[RFC 8285277] - How should the JVM handle container memory limits
Ioi Lam
ioi.lam at oracle.com
Wed Apr 20 18:09:03 UTC 2022
I would like to have a discussion on how (or whether) the JVM should
handle container memory limits -- see JDK-8285277 [1]
The JVM may be terminated by the Linux OOM killer if it tries to use
more memory than the memory limit specified for a container. JDK-8284900
[2] tries to avoid OOM by checking InitialHeapSize against the memory
limit. However, this is incomplete because the JVM can use memory in
other ways:
- If -Xmx is larger than -Xms, the heap may expand
- malloc memory
- code cache
- thread stacks
We have several choices:
(a) Following the direction of JDK-8284900, check for the initial memory
usage of other types of memory as well. The problem with this is that
checking the "initial" usage some type of memory usage (malloc or stack)

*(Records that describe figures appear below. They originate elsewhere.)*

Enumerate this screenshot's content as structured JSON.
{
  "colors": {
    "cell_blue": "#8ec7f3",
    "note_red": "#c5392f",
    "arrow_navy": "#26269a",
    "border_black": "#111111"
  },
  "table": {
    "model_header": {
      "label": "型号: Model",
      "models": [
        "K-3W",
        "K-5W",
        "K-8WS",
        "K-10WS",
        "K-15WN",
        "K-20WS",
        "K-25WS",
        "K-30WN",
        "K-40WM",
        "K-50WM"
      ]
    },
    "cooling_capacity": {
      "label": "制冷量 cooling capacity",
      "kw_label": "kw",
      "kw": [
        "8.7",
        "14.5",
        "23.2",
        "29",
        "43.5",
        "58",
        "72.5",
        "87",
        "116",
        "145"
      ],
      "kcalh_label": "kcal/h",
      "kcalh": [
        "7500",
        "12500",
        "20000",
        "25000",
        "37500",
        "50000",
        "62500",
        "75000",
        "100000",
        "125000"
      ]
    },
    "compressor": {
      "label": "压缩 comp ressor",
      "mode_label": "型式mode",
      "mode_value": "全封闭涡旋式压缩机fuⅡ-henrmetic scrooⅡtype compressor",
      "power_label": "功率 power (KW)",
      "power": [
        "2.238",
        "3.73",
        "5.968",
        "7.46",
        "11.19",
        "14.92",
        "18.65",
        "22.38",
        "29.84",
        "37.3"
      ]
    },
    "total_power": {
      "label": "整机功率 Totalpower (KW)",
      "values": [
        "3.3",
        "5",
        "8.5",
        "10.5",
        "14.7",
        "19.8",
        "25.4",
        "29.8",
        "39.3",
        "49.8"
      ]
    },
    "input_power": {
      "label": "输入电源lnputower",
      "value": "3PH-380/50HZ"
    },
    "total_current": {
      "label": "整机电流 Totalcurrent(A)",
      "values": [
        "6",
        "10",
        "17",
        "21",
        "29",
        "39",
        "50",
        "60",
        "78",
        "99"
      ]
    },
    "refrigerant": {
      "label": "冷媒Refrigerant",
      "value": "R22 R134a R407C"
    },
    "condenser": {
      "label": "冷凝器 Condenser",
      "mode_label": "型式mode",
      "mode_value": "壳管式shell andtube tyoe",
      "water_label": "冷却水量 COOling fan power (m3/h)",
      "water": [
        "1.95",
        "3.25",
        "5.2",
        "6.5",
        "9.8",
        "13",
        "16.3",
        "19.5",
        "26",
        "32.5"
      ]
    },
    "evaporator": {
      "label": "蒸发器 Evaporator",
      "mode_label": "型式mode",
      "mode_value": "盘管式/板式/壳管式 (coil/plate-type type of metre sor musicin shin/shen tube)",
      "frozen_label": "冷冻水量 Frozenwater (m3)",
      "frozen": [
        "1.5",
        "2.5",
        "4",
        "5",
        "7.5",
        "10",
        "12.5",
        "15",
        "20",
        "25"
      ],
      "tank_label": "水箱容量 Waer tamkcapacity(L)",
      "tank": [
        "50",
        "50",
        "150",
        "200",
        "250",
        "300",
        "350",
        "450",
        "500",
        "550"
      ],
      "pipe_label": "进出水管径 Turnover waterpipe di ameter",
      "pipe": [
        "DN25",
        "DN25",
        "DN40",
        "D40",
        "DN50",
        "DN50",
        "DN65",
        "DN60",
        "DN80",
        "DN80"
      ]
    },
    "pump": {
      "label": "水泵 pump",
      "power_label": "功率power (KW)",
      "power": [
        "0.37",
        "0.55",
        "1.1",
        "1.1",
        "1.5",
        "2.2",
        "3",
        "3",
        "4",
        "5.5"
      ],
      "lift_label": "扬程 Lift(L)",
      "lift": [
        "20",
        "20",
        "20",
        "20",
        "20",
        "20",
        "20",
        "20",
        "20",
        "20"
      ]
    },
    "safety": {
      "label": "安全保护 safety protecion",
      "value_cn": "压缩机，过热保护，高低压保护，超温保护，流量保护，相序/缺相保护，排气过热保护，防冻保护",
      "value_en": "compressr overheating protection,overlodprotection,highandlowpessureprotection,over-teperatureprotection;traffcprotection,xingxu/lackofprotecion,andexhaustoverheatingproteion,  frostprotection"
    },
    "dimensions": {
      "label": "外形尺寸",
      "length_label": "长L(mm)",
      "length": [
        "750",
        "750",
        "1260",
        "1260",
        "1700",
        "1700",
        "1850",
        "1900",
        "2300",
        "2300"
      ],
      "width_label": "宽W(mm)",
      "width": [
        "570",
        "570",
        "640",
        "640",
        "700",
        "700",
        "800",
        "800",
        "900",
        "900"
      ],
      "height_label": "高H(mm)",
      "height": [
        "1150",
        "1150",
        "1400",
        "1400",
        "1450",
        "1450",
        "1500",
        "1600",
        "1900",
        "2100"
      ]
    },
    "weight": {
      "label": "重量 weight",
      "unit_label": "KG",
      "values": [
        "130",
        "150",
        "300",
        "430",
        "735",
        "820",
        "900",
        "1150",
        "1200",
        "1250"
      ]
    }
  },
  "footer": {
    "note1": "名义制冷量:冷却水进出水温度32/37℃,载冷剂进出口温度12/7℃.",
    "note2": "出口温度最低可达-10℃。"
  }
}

is difficult or impossible.
(b) Avoid committing more memory when the total memory usage is close to
the limit. E.g., avoid expanding the Java heap, or return NULL from
os::malloc(). The problem is that some operations in the VM cannot
handle malloc failure and will terminate the VM anyway. Also, trying to
obey the memory limit with concurrent allocator/deallocator threads is
probably difficult or impossible.
(c) Do not consider the memory limit and let the VM be killed by the OOM
killer. This may be what the user wants -- the user knows that the app
will normally run within the memory limit, so if the heap expands too
much the app probably has a memory leak and should be killed, to be
automatically restarted by an external mechanism (such as Kubernetes).